Revolut, the UK-based fintech powerhouse, has secured a remarkable market valuation of $45 billion, positioning it above many well-established retail banks in the UK. This milestone was achieved after the company conducted a secondary share sale, underscoring its rapid ascent in the financial technology sector.
“This valuation is a testament to our team’s hard work and innovative spirit,” expressed Nik Storonsky, CEO of Revolut. “We’re delighted to provide the opportunity to our employees to realise the benefits of the company’s collective success. It’s their dedication that has driven us to become the most valuable private technology company in Europe.”
This achievement makes Revolut more valuable than prominent competitors like Barclays, which has a valuation of approximately $42 billion, and Société Générale, with around $18 billion. Revolut's secondary share sale not only serves existing shareholders but also attracts a blend of new and returning investors.
The surge in its valuation can be attributed to the fintech's impressive financial performance. For the year 2023 alone, Revolut reported profits of $2.2 billion, signifying a staggering 95% increase from the previous year. “The company has continued its impressive trajectory in the first half of 2024,” Revolut stated, adding that it recorded an annual revenue increase exceeding 80%, alongside improved profitability metrics.
In addition to its financial successes, Revolut has celebrated notable regulatory achievements. Recently, the company acquired a partial UK banking license, a victory that comes after years of efforts. Alongside this, it also secured a license to operate in Mexico, expanding its global footprint.
The implications of the secondary share sale may extend beyond immediate benefits for stakeholders. Analysts speculate that it could signal a preparatory step for a future initial public offering (IPO). However, Revolut has remained tight-lipped regarding the timing or the stock exchange on which it plans to list.
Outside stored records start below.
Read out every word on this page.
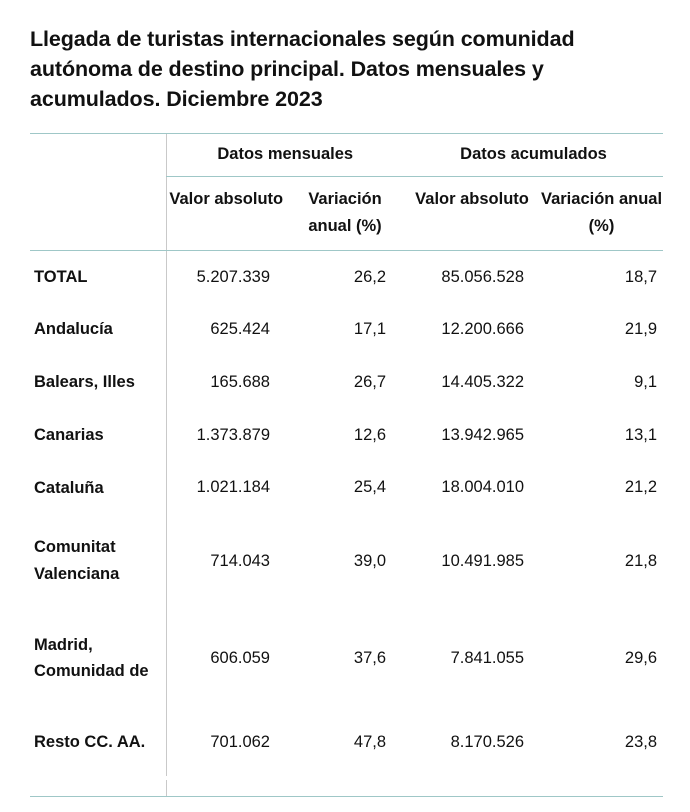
Llegada de turistas internacionales según comunidad autónoma de destino principal. Datos mensuales y acumulados. Diciembre 2023
	Datos mensuales		Datos acumulados	
	Valor absoluto	Variación anual (%)	Valor absoluto	Variación anual (%)
TOTAL	5.207.339	26,2	85.056.528	18,7
Andalucía	625.424	17,1	12.200.666	21,9
Balears, Illes	165.688	26,7	14.405.322	9,1
Canarias	1.373.879	12,6	13.942.965	13,1
Cataluña	1.021.184	25,4	18.004.010	21,2
Comunitat Valenciana	714.043	39,0	10.491.985	21,8
Madrid, Comunidad de	606.059	37,6	7.841.055	29,6
Resto CC. AA.	701.062	47,8	8.170.526	23,8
Calls have emerged from UK government officials advocating for Revolut to opt for a listing in London rather than New York. Concerns arise from fears that a New York listing would preclude the company from contributing to the UK's financial ecosystem. Despite these pleas, Storonsky has previously dismissed the notion of a London Stock Exchange listing, asserting that it lacks the liquidity of its NASDAQ counterpart. “The London Stock Exchange is much less liquid,” he elaborated. “So I just don’t see the point.”
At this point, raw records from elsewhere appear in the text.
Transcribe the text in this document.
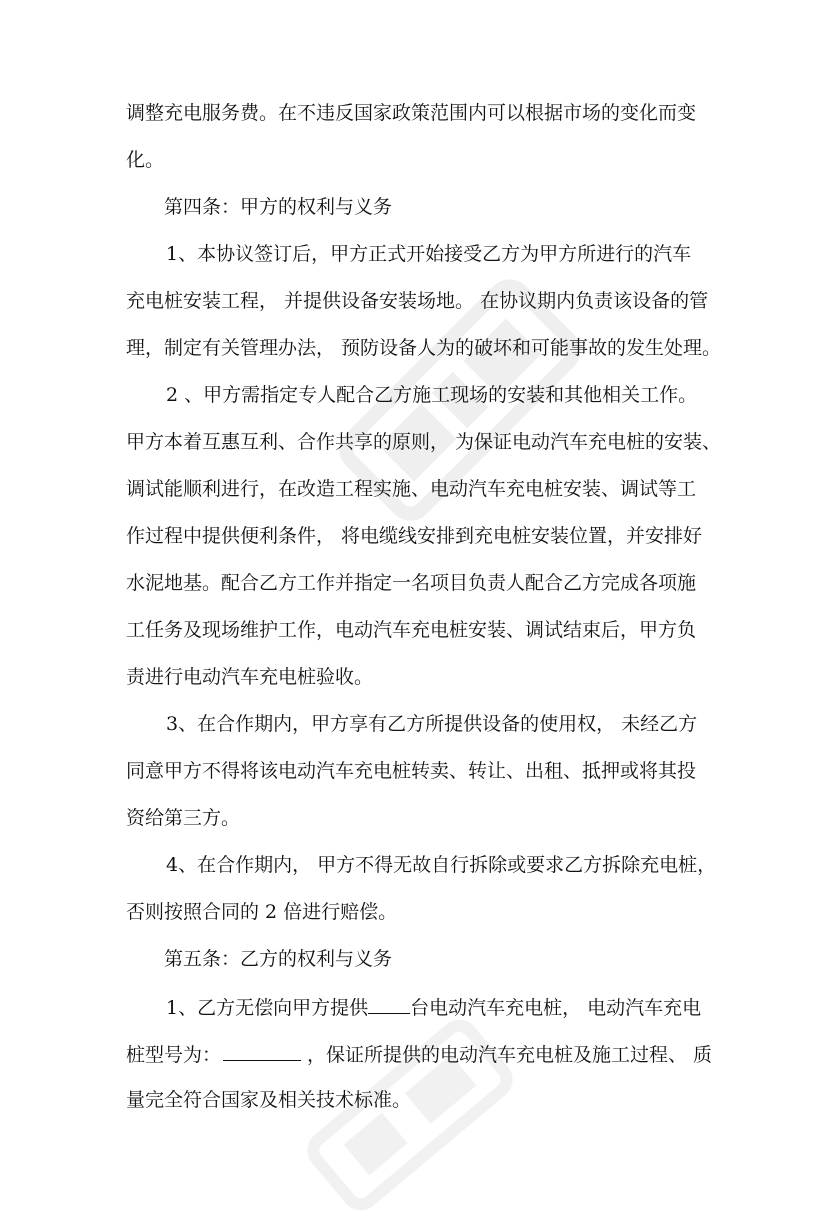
调整充电服务费。在不违反国家政策范围内可以根据市场的变化而变
化。
第四条：甲方的权利与义务
1、本协议签订后，甲方正式开始接受乙方为甲方所进行的汽车
充电桩安装工程， 并提供设备安装场地。 在协议期内负责该设备的管
理，制定有关管理办法， 预防设备人为的破坏和可能事故的发生处理。
2 、甲方需指定专人配合乙方施工现场的安装和其他相关工作。
甲方本着互惠互利、合作共享的原则， 为保证电动汽车充电桩的安装、
调试能顺利进行，在改造工程实施、电动汽车充电桩安装、调试等工
作过程中提供便利条件， 将电缆线安排到充电桩安装位置，并安排好
水泥地基。配合乙方工作并指定一名项目负责人配合乙方完成各项施
工任务及现场维护工作，电动汽车充电桩安装、调试结束后，甲方负
责进行电动汽车充电桩验收。
3、在合作期内，甲方享有乙方所提供设备的使用权， 未经乙方
同意甲方不得将该电动汽车充电桩转卖、转让、出租、抵押或将其投
资给第三方。
4、在合作期内， 甲方不得无故自行拆除或要求乙方拆除充电桩，
否则按照合同的 2 倍进行赔偿。
第五条：乙方的权利与义务
1、乙方无偿向甲方提供 台电动汽车充电桩， 电动汽车充电
桩型号为：	，保证所提供的电动汽车充电桩及施工过程、 质
量完全符合国家及相关技术标准。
As Revolut continues to grow and expand its offerings—such as the ability to centralize bank accounts, facilitate international transactions, and even provide mortgage services—the company remains focused on redefining the banking landscape. As a service provider to an impressive 45 million customers, including half a million businesses, the potential for further growth remains substantial.
Revolut stands at a crossroads, balancing its rapid development with the pressures and expectations of its new financial context. With its recent successes and ambitious plans for an IPO, the future holds a promising outlook not only for Revolut but for the broader fintech sector as well.